Выбрать главу

Жан-Батист Грёз был Руссо и Дидро кисти, который придал своим краскам сентиментальность и сделал себя Апеллесом буржуазии. Сентиментальность счастливее, чем утонченность, и не так поверхностна; мы должны простить Грёзу то, что он видел и рисовал приятные стороны жизни, любил веселый детский смех, хрупкую невинность хорошеньких девушек и скромное довольство домов среднего класса. Без Грёза и Шардена мы могли бы предположить, что вся Франция была упадочной и развращенной, что Дю Барри был ее образцом, что Венера и Марс были ее единственными богами. Но именно дворяне были декадентами, именно Людовик XV был развращен, и именно аристократия и монархия пали во время революции. Народные массы - за исключением сельской и городской толпы - сохранили добродетели, которые спасают нацию, и Грез изобразил их. Дидро приветствовал Шардена и Грёза, а не Буше и Фрагонара, как голос и здоровье Франции.

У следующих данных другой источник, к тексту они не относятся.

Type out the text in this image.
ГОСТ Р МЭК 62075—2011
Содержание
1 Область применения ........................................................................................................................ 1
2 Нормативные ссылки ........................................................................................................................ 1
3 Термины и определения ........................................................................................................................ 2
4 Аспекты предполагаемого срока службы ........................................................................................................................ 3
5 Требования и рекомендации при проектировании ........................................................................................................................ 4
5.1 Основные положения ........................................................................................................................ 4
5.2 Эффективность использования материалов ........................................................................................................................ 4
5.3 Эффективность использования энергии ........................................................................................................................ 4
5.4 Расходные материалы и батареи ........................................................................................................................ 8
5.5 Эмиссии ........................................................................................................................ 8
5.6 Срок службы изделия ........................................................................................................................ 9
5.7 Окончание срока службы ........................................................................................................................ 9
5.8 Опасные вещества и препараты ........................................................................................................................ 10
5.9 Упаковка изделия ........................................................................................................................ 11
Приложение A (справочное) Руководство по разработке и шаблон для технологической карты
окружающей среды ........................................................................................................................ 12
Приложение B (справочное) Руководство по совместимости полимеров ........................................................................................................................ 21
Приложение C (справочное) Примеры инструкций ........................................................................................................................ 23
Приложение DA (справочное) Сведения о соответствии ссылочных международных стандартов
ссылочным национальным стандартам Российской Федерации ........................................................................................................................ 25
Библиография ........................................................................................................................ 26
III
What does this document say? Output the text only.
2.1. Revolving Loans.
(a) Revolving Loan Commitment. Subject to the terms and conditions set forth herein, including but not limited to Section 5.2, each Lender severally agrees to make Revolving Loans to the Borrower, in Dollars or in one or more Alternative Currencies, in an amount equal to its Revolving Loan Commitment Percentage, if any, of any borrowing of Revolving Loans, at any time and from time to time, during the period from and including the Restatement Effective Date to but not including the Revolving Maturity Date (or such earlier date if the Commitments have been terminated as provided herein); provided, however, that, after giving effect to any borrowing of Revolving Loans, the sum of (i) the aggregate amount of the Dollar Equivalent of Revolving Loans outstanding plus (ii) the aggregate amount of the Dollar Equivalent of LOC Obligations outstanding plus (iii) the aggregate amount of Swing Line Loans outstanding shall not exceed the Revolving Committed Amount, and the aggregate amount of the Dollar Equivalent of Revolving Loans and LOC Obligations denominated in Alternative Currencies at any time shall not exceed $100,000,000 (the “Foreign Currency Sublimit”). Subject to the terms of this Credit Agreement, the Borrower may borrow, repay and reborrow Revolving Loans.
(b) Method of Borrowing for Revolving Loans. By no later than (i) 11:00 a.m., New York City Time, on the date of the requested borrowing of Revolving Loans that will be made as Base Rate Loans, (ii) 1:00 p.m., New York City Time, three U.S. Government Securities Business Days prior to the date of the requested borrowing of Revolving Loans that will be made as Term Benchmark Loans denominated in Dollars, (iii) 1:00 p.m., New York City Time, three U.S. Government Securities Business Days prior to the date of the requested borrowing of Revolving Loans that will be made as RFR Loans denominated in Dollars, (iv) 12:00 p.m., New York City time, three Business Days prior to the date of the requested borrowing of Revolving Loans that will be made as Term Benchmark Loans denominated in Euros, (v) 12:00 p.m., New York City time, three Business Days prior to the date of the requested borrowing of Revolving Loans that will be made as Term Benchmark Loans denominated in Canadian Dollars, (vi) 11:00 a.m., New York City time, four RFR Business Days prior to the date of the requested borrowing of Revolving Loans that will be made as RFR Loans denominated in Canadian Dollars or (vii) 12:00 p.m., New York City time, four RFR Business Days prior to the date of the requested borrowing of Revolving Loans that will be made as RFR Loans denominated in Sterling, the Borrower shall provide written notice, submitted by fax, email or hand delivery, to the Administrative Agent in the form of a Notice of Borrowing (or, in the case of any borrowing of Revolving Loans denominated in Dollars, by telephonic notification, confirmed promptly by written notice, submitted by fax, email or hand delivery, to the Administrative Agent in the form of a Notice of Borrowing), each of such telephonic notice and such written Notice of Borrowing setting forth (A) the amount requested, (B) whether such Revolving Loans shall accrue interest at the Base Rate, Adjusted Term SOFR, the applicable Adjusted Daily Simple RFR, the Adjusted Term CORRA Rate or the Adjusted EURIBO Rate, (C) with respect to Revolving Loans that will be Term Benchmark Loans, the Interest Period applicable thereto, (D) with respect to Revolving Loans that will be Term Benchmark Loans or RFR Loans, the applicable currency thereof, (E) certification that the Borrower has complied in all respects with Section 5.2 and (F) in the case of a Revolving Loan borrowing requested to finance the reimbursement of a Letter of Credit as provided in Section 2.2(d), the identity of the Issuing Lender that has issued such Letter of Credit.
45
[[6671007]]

Мы имеем обычные истории о юности художника: он хотел рисовать; отец запрещал это делать, прикрываясь бездельем; мальчик по ночам пробирался к кровати, чтобы рисовать картины; отец, увидев одну из них, сдался и отправил его учиться у художника в Лионе. Жан-Батист недолго довольствовался тем, чему смог научиться там, и отправился в Париж. Некоторое время он работал в нищете, которая испытывает молодой талант. Впоследствии у него были веские причины показать лучшую сторону людей, ведь, как и большинство из нас, он находил много доброты, смешанной с суетливым невниманием мира. Около 1754 года коллекционер произведений искусства Ла Лив де Жюлли купил "Père de Famille" Грёза (Дидро использовал это же название для своей второй пьесы, 1758) и призвал его продолжать работу. Наставник королевской семьи, увидев картину Грёза, рекомендовал его в качестве кандидата в Академию. Но каждый кандидат должен был в течение шести месяцев представить картину с изображением какой-либо исторической сцены. Такие "истории" были не по плечу Грёзу; он снял свою кандидатуру и принял предложение аббата Гугено профинансировать его поездку в Рим (1755).

Ему было уже тридцать, и он давно должен был почувствовать магнетизм женщины; разве половина искусства не является побочным продуктом этой непреодолимой силы? В Риме он испытал ее до мучительного предела. Он был ангажирован для обучения рисованию Лаэтии, дочери герцога; она была в полном расцвете юности; что ему оставалось делать, кроме как влюбиться? И он был красив, с вьющимися волосами и веселым румяным лицом; Фрагонар, его сокурсник, называл его "влюбленным херувимом"; посмотрите в Лувре его автопортрет в старости и представьте его в тридцать лет; неизбежно Летиция, кровь которой не умела считать дукаты, играла Элоизу для его Абеляра, операция опущена. Он не воспользовался ею. Она предложила выйти замуж; он страстно желал ее, но понимал, что брак бедного художника с наследницей герцога скоро обернется для девушки трагедией, и, не владея собой, решил больше не встречаться с ней. Она заболела, он навестил ее, утешил, но вернулся к своему решению. Нас уверяют, что в течение трех месяцев он лежал в постели с лихорадкой и частым бредом.56 В 1756 году он вернулся в Париж, совершенно не тронутый ни классическим искусством, ни неоклассическим возрождением.

"Через несколько дней после моего приезда в Париж, - рассказывает он, - я случайно проходил, не знаю по какой случайности, по улице Сен-Жак, когда заметил мадемуазель Бабути у ее прилавка".57 Габриэль Бабути работала в книжном магазине ; несколько лет назад Дидро покупал ее книги и "хорошо ее любил" (его слова). Теперь (1756-57) ей было "больше тридцати лет" (по словам Грёза), и она боялась стать девой; Жан-Батист показался ей не богатым, но восхитительным; после того как он нанес ей несколько визитов, она спросила его: "Месье Грёз, вы женитесь на мне, если я захочу?" Как всякий порядочный француз, он ответил: "Мадемуазель, разве любой мужчина не будет слишком счастлив провести свою жизнь с такой очаровательной женщиной, как вы?" Больше он ничего не сказал, но она дала понять соседям, что он - ее суженый. У него не хватило духу возразить ей, он женился на ней, и в течение семи лет они были вполне счастливы. Она обладала роскошной красотой и охотно служила ему моделью во многих позах, которые ничего не показывали, но все предполагали. За эти годы она подарила ему троих детей; двое выжили и вдохновляли его на творчество.